The device starts working as soon as a user decides to "initiate the analysis", with the touch of their fingerprint. "Right at the time your liquid waste contacts the fluid plane of the toilet, the camera will start flashing its lighting array," the spokesperson says. The pictures then get uploaded to the company's cloud and are processed through "patented calculations" which take about several minutes to compute before the results are displayed on the user's mobile interface.

Data Protection Issues

Though the manufacturer says the camera boasts "confidentiality-focused components" such as biometric verification and full security encoding, it's understandable that several would not have confidence in a toilet-tracking cam.

It's understandable that these devices could lead users to become preoccupied with seeking the 'optimal intestinal health'

An academic expert who researches wellness data infrastructure says that the concept of a fecal analysis tool is "less intrusive" than a wearable device or smartwatch, which collects more data. "This manufacturer is not a medical organization, so they are not covered by health data protection statutes," she comments. "This is something that arises often with programs that are wellness-focused."

"The concern for me originates with what metrics [the device] gathers," the specialist continues. "What organization possesses all this content, and what could they conceivably achieve with it?"

"We recognize that this is a extremely intimate environment, and we've taken that very seriously in how we engineered for security," the spokesperson says. While the unit distributes non-personal waste metrics with selected commercial collaborators, it will not share the content with a doctor or relatives. Currently, the unit does not connect its data with common medical interfaces, but the CEO says that could evolve "if people want that".

Expert Opinions

A food specialist based in the West Coast is partially anticipated that stool imaging devices have been developed. "I think particularly due to the growth of colorectal disease among younger individuals, there are more conversations about genuinely examining what is inside the toilet bowl," she says, referencing the significant rise of the condition in people below fifty, which several professionals link to highly modified nutrition. "This represents another method [for companies] to profit from that."

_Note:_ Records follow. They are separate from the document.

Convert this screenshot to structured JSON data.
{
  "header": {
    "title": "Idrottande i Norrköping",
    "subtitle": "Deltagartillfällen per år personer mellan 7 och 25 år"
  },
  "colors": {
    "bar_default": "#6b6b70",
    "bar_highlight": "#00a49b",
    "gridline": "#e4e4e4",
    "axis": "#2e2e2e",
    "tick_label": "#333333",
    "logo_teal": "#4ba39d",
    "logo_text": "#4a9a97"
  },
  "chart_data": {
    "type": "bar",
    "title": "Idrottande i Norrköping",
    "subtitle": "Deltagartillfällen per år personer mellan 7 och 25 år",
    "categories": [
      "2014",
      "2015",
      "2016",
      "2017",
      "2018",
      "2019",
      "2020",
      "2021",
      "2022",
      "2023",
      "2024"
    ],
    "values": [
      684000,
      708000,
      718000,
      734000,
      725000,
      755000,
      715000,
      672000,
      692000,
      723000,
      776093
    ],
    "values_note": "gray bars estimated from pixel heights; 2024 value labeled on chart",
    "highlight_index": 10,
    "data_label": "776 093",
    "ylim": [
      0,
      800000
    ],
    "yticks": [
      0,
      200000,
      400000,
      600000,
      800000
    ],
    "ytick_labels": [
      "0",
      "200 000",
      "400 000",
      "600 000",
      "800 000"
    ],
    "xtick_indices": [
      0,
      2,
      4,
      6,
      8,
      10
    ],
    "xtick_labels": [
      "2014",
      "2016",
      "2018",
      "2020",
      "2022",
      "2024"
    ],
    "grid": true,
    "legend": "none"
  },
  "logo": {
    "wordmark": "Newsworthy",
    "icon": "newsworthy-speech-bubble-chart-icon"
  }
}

She voices apprehension that too much attention placed on a waste's visual properties could be counterproductive. "There exists a concept in gut health that you're pursuing this big, beautiful, smooth, snake-like poop all the time, when that's simply not achievable," she says. "I could see how these tools could cause individuals to fixate on pursuing the 'optimal intestinal health'."

An additional nutrition expert comments that the gut flora in excrement modifies within 48 hours of a new diet, which could reduce the significance of timely poop data. "What practical value does it have to be aware of the microorganisms in your waste when it could entirely shift within two days?" she questioned.

Heather Lee
Heather Lee

A seasoned content strategist with over a decade of experience in digital marketing and SEO optimization.